Георг Фридрих Гендель (1685–1759): опера «Джустино» («Giustino»), речитатив «Numi! che’l Ciel reggete» и «Sinfonia» из II акта (1737)
https://youtu.be/9Qo0n7XsTZk?t=1h7m30s
«Джустино»
Справедливости ради заметим: кошмарный монстр, явившийся из пучины морской, угрожая съедением бедняжке Арианне, героине оперы Г. Ф. Генделя «Джустино», супруге византийского императора Анастасио, прикованной к скале жестоким тираном Виталиано, – так вот, этот монстр, скорее всего, был не гигантской рыбой, а чем-то вроде морского ящера. Все же, как порождение водной стихии, он достоин внимания в этой главе, тем более что является интересным представителем целой армии чудищ, блиставших на сценах барочных оперных театров, вселяя трепет и восторг в души зрителей.
Действие оперы «Джустино», впервые представленной на сцене лондонского театра Ковент-Гарден 16 февраля 1737 г. (через четыре года после смерти Франсуа Куперена), не самой популярной при жизни Генделя и до сих пор не самой известной его оперы, происходит в Византии и Малой Азии в IV–V вв. Вот как вкратце развивались события до эпизода с чудовищем: как-то раз крестьянину по имени Джустино является богиня удачи Фортуна, призывая его отправиться в большой мир навстречу приключениям и обещая свою поддержку. Послушный Джустино едет на поиски счастья, которые приводят его в Византию, где он поступает на службу телохранителем при императорской сестре, в то время как сам император – Анастасио – ведет войну со своим противником по имени Виталиано, тираном из Малой Азии. В ходе борьбы этот Виталиано похищает жену императора Арианну и привозит ее на необитаемый остров. Там он приковывает заложницу к скале, где ее чуть было не съедает появившееся из бездны чудище. Случайным образом (промысл Фортуны!) именно у этого острова терпит бедствие корабль, на котором император и Джустино едут искать несчастную, и везучему Джустино удается вовремя расправиться с оголодавшим зверем.
Оперы Генделя в Лондоне
Эту оперу Гендель сочинял с августа по октябрь 1736 г. Театральный сезон 1736/37 г. был для него невероятно напряженным – он работает над возрождением четырех более ранних опер, еще три готовит к премьере, занимается корректурами старых ораторий, сочиняет новую и перерабатывает еще одну, двадцати с лишним летней давности – написанную им в 22 года ораторию «Триумф времени и разочарования» (в новой редакции «разочарование» заменено на «истину»[123]). В результате весной 1737 г., между премьерами «Джустино» и «Береники, царицы египетской», он переживает первый из параличей, которые будут преследовать его на протяжении всей оставшейся жизни. К своему ужасу, Гендель на некоторое время теряет подвижность правой руки, что означает, что он не может ни дирижировать оркестром, ни играть на органе. Дела были так плохи, что автор пропустил ряд представлений «Джустино» и отсутствовал на премьере «Береники» в мае 1737 г. Публика была обеспокоена, газеты сокрушались, что слушатели лишились изумительного музыканта, однако Гендель сумел довольно быстро восстановиться – согласно письму графа Шефтсбери к двоюродному брату, весной 1737 г. мистера Генделя дважды видели верхом.
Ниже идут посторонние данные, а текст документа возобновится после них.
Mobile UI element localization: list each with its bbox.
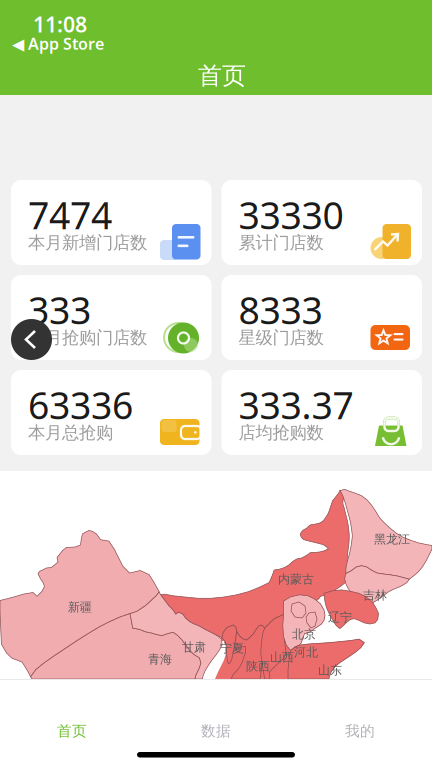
button[interactable]: 333 [11, 275, 212, 360]
staticText: 山东 [318, 663, 342, 678]
button[interactable]: 8333 [222, 275, 422, 360]
staticText: 甘肃 [182, 640, 206, 655]
staticText: 7474 [28, 190, 112, 240]
staticText: 黑龙江 [374, 532, 410, 547]
staticText: 33330 [238, 190, 344, 240]
staticText: 星级门店数 [238, 327, 324, 348]
staticText: 首页 [57, 722, 87, 740]
staticText: 11:08 [33, 10, 87, 38]
staticText: 辽宁 [328, 610, 352, 625]
button[interactable]: 63336 [11, 370, 212, 455]
staticText: 本月新增门店数 [28, 232, 147, 253]
button[interactable]: 333.37 [222, 370, 422, 455]
button[interactable]: 首页 [0, 687, 144, 747]
staticText: 新疆 [68, 600, 92, 615]
staticText: 陕西 [246, 659, 270, 674]
staticText: 8333 [238, 285, 322, 335]
staticText: 吉林 [363, 588, 387, 603]
staticText: 333 [28, 285, 91, 335]
staticText: 山西 [270, 650, 294, 665]
staticText: 河北 [294, 645, 318, 660]
button[interactable]: 7474 [11, 180, 212, 265]
staticText: 我的 [345, 722, 375, 740]
staticText: 店均抢购数 [238, 422, 324, 443]
staticText: 内蒙古 [278, 572, 314, 587]
staticText: 本月抢购门店数 [28, 327, 147, 348]
staticText: 宁夏 [220, 641, 244, 656]
staticText: 首页 [198, 61, 246, 90]
staticText: 北京 [292, 627, 316, 642]
staticText: 数据 [201, 722, 231, 740]
staticText: 累计门店数 [238, 232, 324, 253]
button[interactable]: 我的 [288, 687, 432, 747]
staticText: 青海 [148, 652, 172, 667]
button[interactable]: 数据 [144, 687, 288, 747]
staticText: ◀ App Store [12, 33, 104, 54]
staticText: 本月总抢购 [28, 422, 113, 443]
staticText: 333.37 [238, 380, 354, 430]
button[interactable]: Back [11, 319, 52, 360]
button[interactable]: 33330 [222, 180, 422, 265]
staticText: 63336 [28, 380, 133, 430]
Так получилось, что виднейшим английским композитором XVIII в. стал немец. В 1695 г. не стало Генри Пёрселла, главного героя и немеркнущей гордости английского музыкального барокко. Георгу Фридриху Генделю в этот момент десять лет, он живет и учится музыке в саксонском городе Галле, и ничто не предвещает того, что он станет самым влиятельным, любимым и обсуждаемым композитором в столице Британской империи. Гендель – одногодок Иоганна Себастьяна Баха. Он учился в Германии, потом поехал в Италию и оказался в Англии, когда ему не было еще тридцати. Там Гендель прожил большую часть жизни, в последние десятилетия переключившись с масштабных опер в итальянском вкусе на оратории. Этот жанр близок опере, но в оратории отсутствует сценическое действие, а значит – сопутствующие условности: машинерия, костюмы и манипуляции с бутафорскими предметами. Оратория – не театральный, но концертный или духовный жанр, эпическое повествование о библейских или исторических событиях либо морализаторское рассуждение, исполняемое певцами-солистами и оркестром и вдобавок – с одним или несколькими хорами. Степенный, в возвышенном тоне рассказ структурирован как вереница музыкальных номеров, где чередуются единоличное повествование, реплики хора, вокальные арии, хоровые номера и оркестровые интерлюдии. Своей нарядной строгостью и торжественностью тона оратория очень подошла для английского слуха, больше ценящего красоту хорового пения, чем виртуозные сольные арии итальянской оперы с их мелкой вокальной акробатикой.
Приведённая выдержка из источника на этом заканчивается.